According to staff, the 2026 Community Wildfire Resiliency Plan, prepared by Blackwell Consulting Ltd., must be adopted by April 30 for the District to remain eligible for up to $400,000 in provincial FireSmart grant funding over the next two years.
The plan is Squamish’s first major wildfire strategy update since 2017. In the years since, rapid population growth, increased tourism pressure, and new development pushing into forested terrain have changed the risk picture considerably.
It was developed in collaboration with Squamish Nation, Squamish Community Forest, BC Wildfire Service, BC Parks, the Ministry of Forests, and the Squamish-Lillooet Regional District.
The plan rates the overall wildfire threat within Squamish’s wildland-urban interface (WUI) as primarily low to moderate, but identifies serious pockets of elevated risk where steep slopes, continuous forest fuels, and development converge. Such as the steep south- and west-facing slopes in Smoke Bluffs, Hospital Hill and Crumpit Woods areas, which are dominated by Douglas-fir and localized pockets of lodgepole pin growing on dry, well-drained soils, the same conditions which contributed to the 2025 Dryden Creek wildfire.
Many local ignition sources are human-caused. The plan points out unsanctioned target shooting, encampments near forested areas, and recreational activity along trails and forest service roads as recurring sources of ignition.
The plan examines vulnerabilities across multiple Squamish neighbourhoods. Skyridge faces risks from a single access and egress route and continuous forestland upslope. Paradise Valley has challenging egress if bridge access is compromised, and the fire department has flagged water supply limitations there. Brackendale has variable building stock and common cedar hedging, but has good access routes.

Downtown carry risks from limited egress when the railway is operating, and is more densely populated, but most buildings are FireSmart compliant. Valleycliffe is noted for having many houses with interconnected wooden fences, decks, and vinyl siding, connected fences and flammable attachments.

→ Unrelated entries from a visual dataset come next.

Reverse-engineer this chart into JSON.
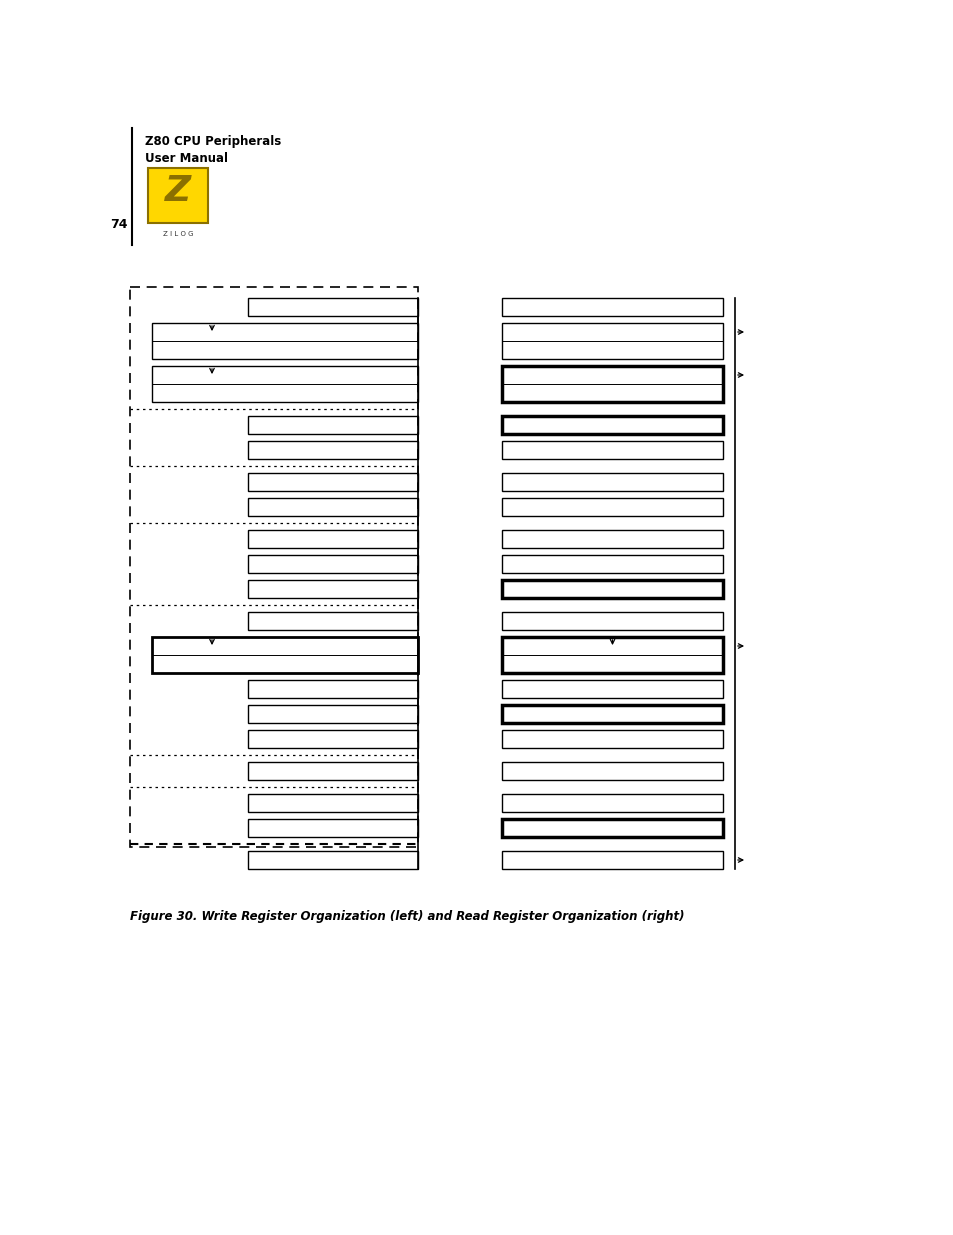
{
  "page_num": "74",
  "title_line1": "Z80 CPU Peripherals",
  "title_line2": "User Manual",
  "figure_caption": "Figure 30. Write Register Organization (left) and Read Register Organization (right)",
  "bg_color": "#ffffff",
  "text_color": "#000000",
  "logo_color": "#FFD700",
  "logo_border": "#8B7000"
}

Of the 53 recommendations outlined in the report, 24 are rated high priority, 23 moderate, and six low.
The plan identifies hiring a full-time FireSmart Coordinator as a high-priority step with a three-month timeline. Other high-priority actions include conducting mock evacuation drills for Paradise Valley, Garibaldi Highlands, and Downtown, assessing water supply in areas without hydrant access, and acquiring new fire rescue equipment, including a dedicated water tender and additional engines. The plan also calls on the District to review Squamish Fire Rescue staffing levels, which it says have not kept pace with population growth, and to launch a cedar-hedge-reduction incentive program encouraging residents to replace highly flammable hedges near their homes.
Among the 23 moderate priority items, the plan calls for establishing a fuel management forum to coordinate treatment planning across jurisdictions, strengthening enforcement of the Wildfire Landscaping Management Bylaw, and hosting an annual public open house with the Fire Chief and wildfire experts to share lessons from each fire season.

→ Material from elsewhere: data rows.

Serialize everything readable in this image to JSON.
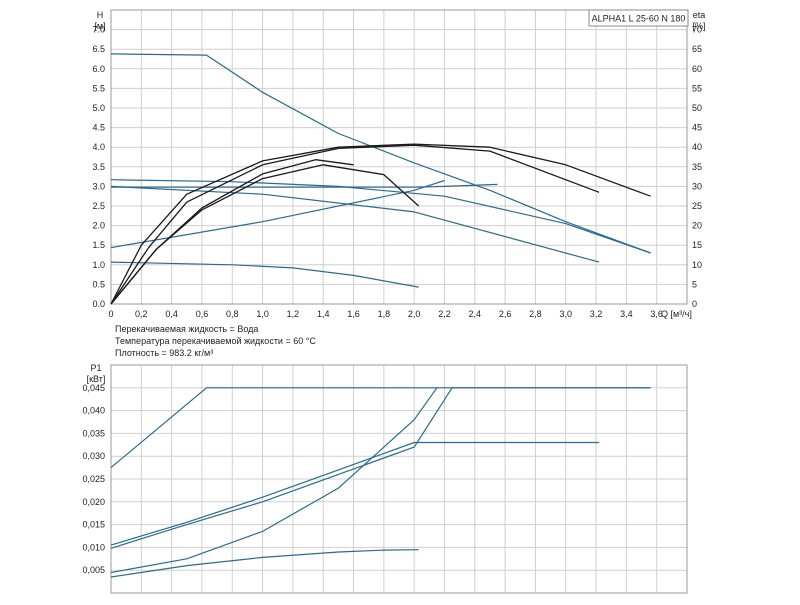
{
  "model_label": "ALPHA1 L 25-60 N 180",
  "info_lines": [
    "Перекачиваемая жидкость = Вода",
    "Температура перекачиваемой жидкости = 60 °C",
    "Плотность = 983.2 кг/м³"
  ],
  "colors": {
    "grid": "#cfcfcf",
    "frame": "#9a9a9a",
    "blue": "#2a6a8e",
    "black": "#1a1a1a"
  },
  "chart_data": [
    {
      "type": "line",
      "title": "",
      "xlabel": "Q [м³/ч]",
      "ylabel": "H [м]",
      "y2label": "eta [%]",
      "xlim": [
        0,
        3.8
      ],
      "ylim": [
        0,
        7.5
      ],
      "y2lim": [
        0,
        75
      ],
      "grid": true,
      "x_ticks": [
        "0",
        "0,2",
        "0,4",
        "0,6",
        "0,8",
        "1,0",
        "1,2",
        "1,4",
        "1,6",
        "1,8",
        "2,0",
        "2,2",
        "2,4",
        "2,6",
        "2,8",
        "3,0",
        "3,2",
        "3,4",
        "3,6"
      ],
      "y_ticks": [
        "0.0",
        "0.5",
        "1.0",
        "1.5",
        "2.0",
        "2.5",
        "3.0",
        "3.5",
        "4.0",
        "4.5",
        "5.0",
        "5.5",
        "6.0",
        "6.5",
        "7.0"
      ],
      "y2_ticks": [
        "0",
        "5",
        "10",
        "15",
        "20",
        "25",
        "30",
        "35",
        "40",
        "45",
        "50",
        "55",
        "60",
        "65",
        "70"
      ],
      "series": [
        {
          "color": "blue",
          "x": [
            0,
            0.63,
            1.0,
            1.5,
            2.0,
            2.5,
            3.0,
            3.56
          ],
          "y": [
            6.38,
            6.35,
            5.4,
            4.35,
            3.6,
            2.9,
            2.1,
            1.3
          ]
        },
        {
          "color": "blue",
          "x": [
            0,
            0.8,
            1.5,
            2.2,
            3.0,
            3.56
          ],
          "y": [
            3.17,
            3.12,
            3.0,
            2.75,
            2.05,
            1.3
          ]
        },
        {
          "color": "blue",
          "x": [
            0,
            1.0,
            2.0,
            3.22
          ],
          "y": [
            3.0,
            2.8,
            2.35,
            1.07
          ]
        },
        {
          "color": "blue",
          "x": [
            0,
            1.0,
            2.0,
            2.2
          ],
          "y": [
            1.44,
            2.1,
            2.9,
            3.15
          ]
        },
        {
          "color": "blue",
          "x": [
            0,
            2.0,
            2.2,
            2.55
          ],
          "y": [
            2.98,
            2.98,
            3.0,
            3.05
          ]
        },
        {
          "color": "blue",
          "x": [
            0,
            0.8,
            1.2,
            1.6,
            2.03
          ],
          "y": [
            1.07,
            1.0,
            0.92,
            0.73,
            0.43
          ]
        },
        {
          "color": "black",
          "x": [
            0,
            0.2,
            0.5,
            1.0,
            1.5,
            2.0,
            2.5,
            3.0,
            3.56
          ],
          "y": [
            0,
            1.5,
            2.8,
            3.65,
            4.0,
            4.08,
            4.0,
            3.55,
            2.75
          ]
        },
        {
          "color": "black",
          "x": [
            0,
            0.25,
            0.5,
            1.0,
            1.5,
            2.0,
            2.5,
            3.22
          ],
          "y": [
            0,
            1.45,
            2.6,
            3.55,
            3.97,
            4.05,
            3.9,
            2.85
          ]
        },
        {
          "color": "black",
          "x": [
            0,
            0.3,
            0.6,
            1.0,
            1.4,
            1.8,
            2.03
          ],
          "y": [
            0,
            1.4,
            2.4,
            3.2,
            3.55,
            3.3,
            2.5
          ]
        },
        {
          "color": "black",
          "x": [
            0,
            0.3,
            0.6,
            1.0,
            1.35,
            1.6
          ],
          "y": [
            0,
            1.4,
            2.45,
            3.32,
            3.68,
            3.55
          ]
        }
      ]
    },
    {
      "type": "line",
      "title": "",
      "xlabel": "",
      "ylabel": "P1 [кВт]",
      "xlim": [
        0,
        3.8
      ],
      "ylim": [
        0,
        0.05
      ],
      "grid": true,
      "y_ticks": [
        "0,005",
        "0,010",
        "0,015",
        "0,020",
        "0,025",
        "0,030",
        "0,035",
        "0,040",
        "0,045"
      ],
      "series": [
        {
          "color": "blue",
          "x": [
            0,
            0.63,
            3.56
          ],
          "y": [
            0.0275,
            0.045,
            0.045
          ]
        },
        {
          "color": "blue",
          "x": [
            0,
            0.5,
            1.0,
            1.5,
            2.0,
            2.25,
            3.22
          ],
          "y": [
            0.0105,
            0.0155,
            0.021,
            0.027,
            0.033,
            0.033,
            0.033
          ]
        },
        {
          "color": "blue",
          "x": [
            0,
            0.5,
            1.0,
            1.5,
            2.0,
            2.25,
            3.56
          ],
          "y": [
            0.0098,
            0.015,
            0.02,
            0.026,
            0.032,
            0.045,
            0.045
          ]
        },
        {
          "color": "blue",
          "x": [
            0,
            0.5,
            1.0,
            1.5,
            2.0,
            2.15
          ],
          "y": [
            0.0045,
            0.0075,
            0.0135,
            0.023,
            0.038,
            0.045
          ]
        },
        {
          "color": "blue",
          "x": [
            0,
            0.5,
            1.0,
            1.5,
            1.8,
            2.03
          ],
          "y": [
            0.0035,
            0.006,
            0.0078,
            0.009,
            0.0094,
            0.0095
          ]
        }
      ]
    }
  ]
}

The six low-priority recommendations include commissioning wildfire behaviour and fire spread modelling, hiring a seasonal FireSmart crew to support vegetation management and help residents with mobility barriers, and completing a detailed wildfire behaviour and spread model.
The report says that funding the plan beyond 2028 is uncertain. In January 2026, the Province restructured its Community Resiliency Investment program, eliminating fuel treatment funding and shifting to a competitive grant process that staff warn will likely be heavily oversubscribed.